Alternatives to Business Liquidation
If liquidation is not the optimal choice, what are the alternatives? Here are five better options to consider:
- Sell to an Outside Buyer: This approach might give you the highest immediate return. However, you will be sharing your trade secrets with potential competitors.
- Sell to Management: Selling to your management team ensures you know who will take over your business. However, this might result in an installment sale so you won’t get your price all at once, and your team might not possess the entrepreneurial skills to run the business successfully.
- Sell to a Private Equity Group: This option can bring significant capital to you and allow you to stay involved in the business. However, you will not have control over decision-making as the private equity group will be in charge.
- Form an Employee Stock Ownership Plan (ESOP): If your business is incorporated, this approach can offer tax advantages but also adds an extra layer of complexity and expenses.
- Gift Your Firm: If you want to maintain a family legacy, gifting your firm to a family member could be an option. However, as a gift, you might not receive the full market value.
The Importance of Your Business’s Value
Why is the value of your business such a crucial factor? Experts suggest that more than 40% of a business owner’s net worth can be tied up in their business. If you’re planning on using the proceeds from the sale of your business to fund your retirement, receiving less than 100% of its value could create financial problems.
Is Your Business Heading Towards Liquidation?
You can gauge whether your business is likely to end up in a liquidation process by answering questions related to the business’s value in case of your death or disability. For instance, would your spouse or children be able to run the business? Would sales likely suffer? Would key employees or clients consider leaving? If you answer “yes” to four or more such questions, your business might be at a higher risk of forced liquidation.
Preparing Your Business for Sale
If you decide to sell your business, how do you prepare for it? Here are some steps to ensure a successful sale:
- Clean Up the Books: Ensure that all your financial records and important documents are organized and available electronically. You should also separate owner-specific business expenses to provide potential buyers with an accurate picture of your company’s finances.
- Have Your Finances Audited: An audit by an independent accounting firm can give buyers more confidence in your company’s financial performance.
- Pricing and Taxes: Buyers generally base their offers on a multiple of your company’s earnings before interest, taxes, depreciation, and amortization (EBITDA).
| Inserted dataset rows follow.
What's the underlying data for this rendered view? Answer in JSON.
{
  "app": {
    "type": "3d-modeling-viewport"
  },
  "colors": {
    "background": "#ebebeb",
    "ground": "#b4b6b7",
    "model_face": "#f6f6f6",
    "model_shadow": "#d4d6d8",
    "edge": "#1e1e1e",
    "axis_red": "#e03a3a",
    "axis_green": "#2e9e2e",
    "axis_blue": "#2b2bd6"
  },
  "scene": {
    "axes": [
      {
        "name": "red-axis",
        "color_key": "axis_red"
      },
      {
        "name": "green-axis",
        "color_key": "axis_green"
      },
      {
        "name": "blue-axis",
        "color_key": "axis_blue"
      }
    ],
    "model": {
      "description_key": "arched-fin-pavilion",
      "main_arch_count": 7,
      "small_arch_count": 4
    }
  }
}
Strong fundamentals like loyal customers and better margins can fetch higher multiples. Also, consider the tax implications of the sale. Proceeds taxed as long-term capital gains (with a top rate of 20%) are more favorable than those taxed as income (potentially as high as 37%).
- Consider the Buyer’s Intentions: The potential buyer’s plans for your company may influence your decision. If you wish for your business to continue after your retirement, choose a buyer who is interested in growing your company rather than acquiring it for market share.
- Plan for Life After the Sale: Moving on from a business you’ve built can be challenging. To make the transition smoother, think about what you want to actually do next and make a plan. You might choose to continue working for the company as a consultant, start another business, or dedicate your time to volunteer work.
To sum up, it’s vital to consider selling your business instead of closing it when you’re ready to retire. With proper planning and preparation, you can ensure a successful sale and a comfortable retirement.